Votes for women! This was the cry of many women across the U.S. 100 years ago, and oh, they were so close to achieving it. The 19th Amendment to the U.S. Constitution, giving full suffrage to most women, was approved by the U.S. Senate on June 4, 1919, and then sent to the states to be ratified. Wisconsin was the first state to ratify the amendment, voting yes on June 10 and turning in the paperwork to the correct office in Washington, D.C., on June 13, just moments before Illinois did.
The whole process of passing and then ratifying the amendment took several years. On Jan. 10, 1918, the U.S. House of Representatives had passed the amendment, but the U.S. Senate subsequently did not pass it, so at that time the amendment went no further. This failure was noticed right here in Vernon County.
At the Viroqua High School baccalaureate service held on May 19, 1918, at Viroqua’s Methodist Episcopal Church, the following resolution was offered and unanimously adopted: “Whereas the House of Representatives has passed the woman’s suffrage amendment, be it resolved that we, the people of Viroqua, assembled in a union service on the occasion of the sermon to the class of 1918, urge our United States senators from Wisconsin to take prompt and favorable action in this matter of the woman suffrage amendment.”
The resolution was then signed by officers of the Vernon County Suffrage Association. This seems a bold political statement to come out of a high school baccalaureate service. Women’s suffrage must have been very much on the minds of local people.

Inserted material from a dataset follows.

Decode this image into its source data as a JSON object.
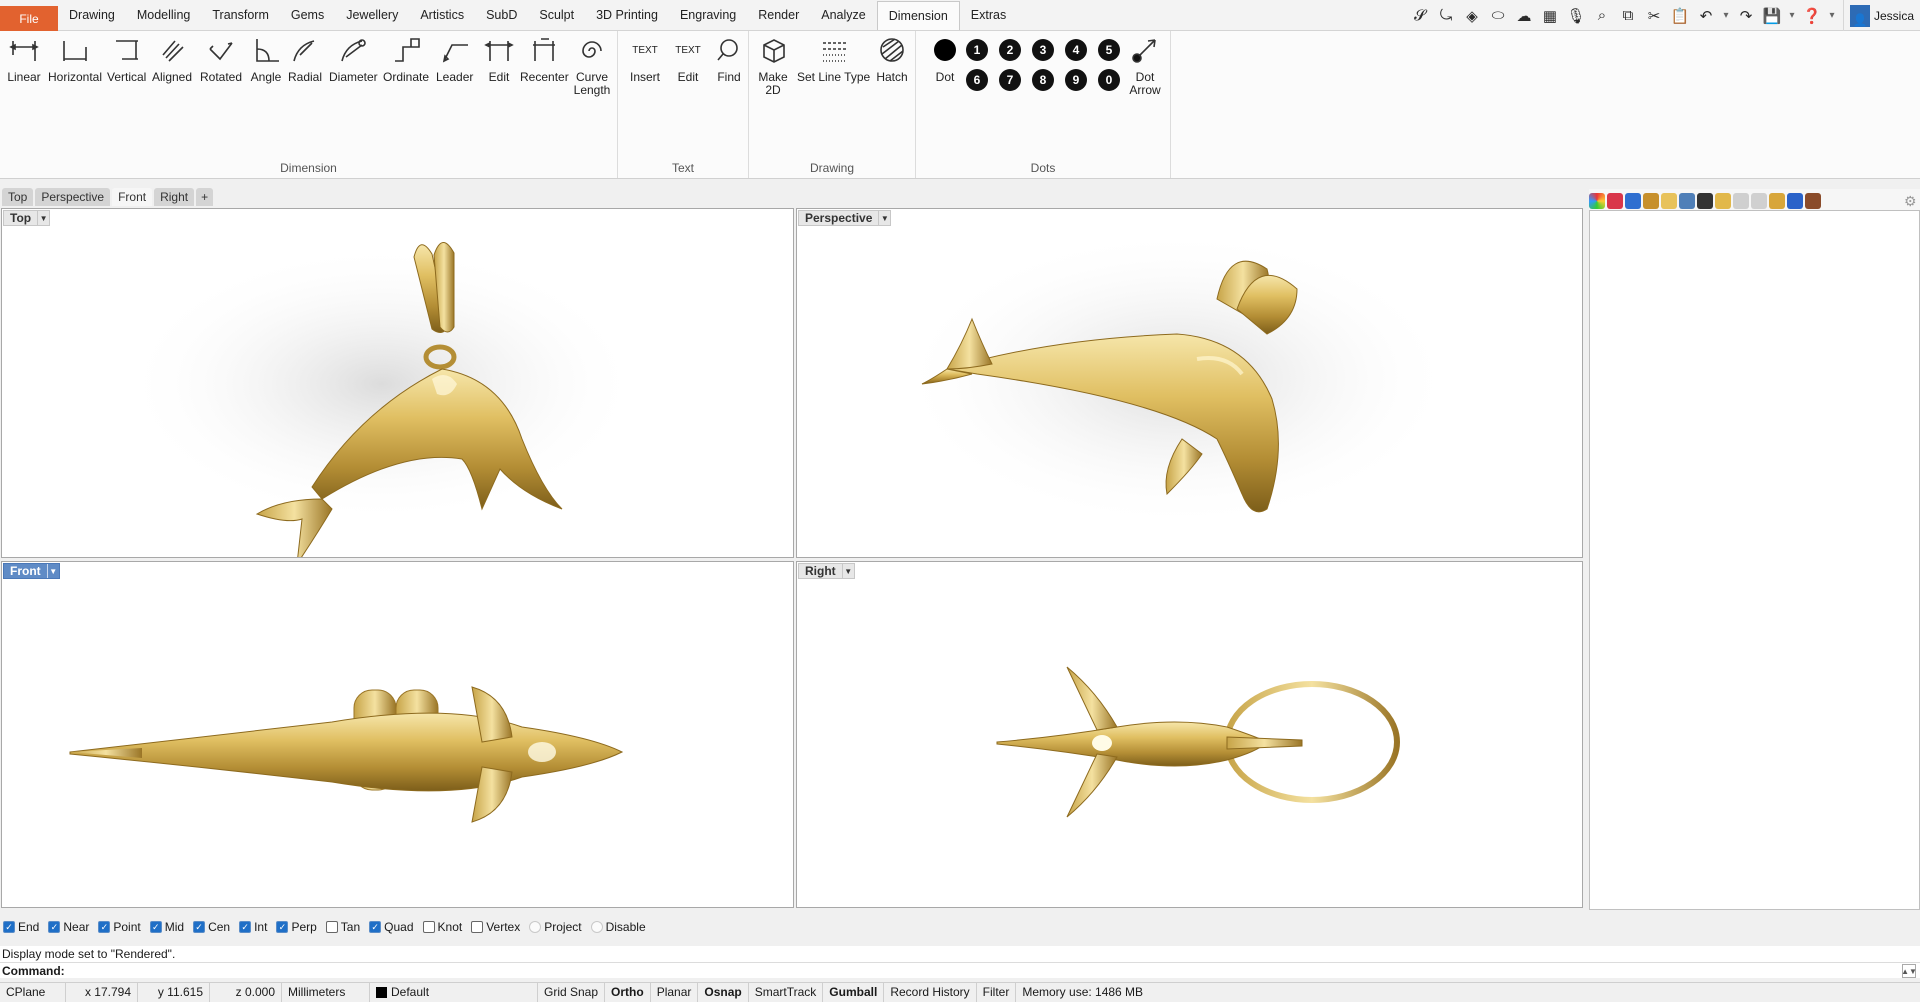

One reason for this might have been that Ada James, one of Wisconsin’s most famous suffragettes of the early 20th century, lived right nearby in Richland Center. From 1911 to 1919, she crisscrossed the state campaigning for women’s right to vote. Since she lived so near to Vernon County, I assume that she came here as well, maybe speaking at women’s organizations or handing out leaflets at the county fair, but I haven’t found any proof of that. Let the museum know if you have evidence that Ada James campaigned for women’s suffrage in Vernon County.
In late May of 1919, one year after the suffrage resolution was made at Viroqua’s baccalaureate service, the 19th Amendment was reintroduced to the House of Representatives. It again passed there and was sent on to the Senate, which this time also passed it. After Wisconsin and Illinois ratified the new amendment, many other states also agreed to it, and the amendment officially entered the U.S. Constitution in August of 1920.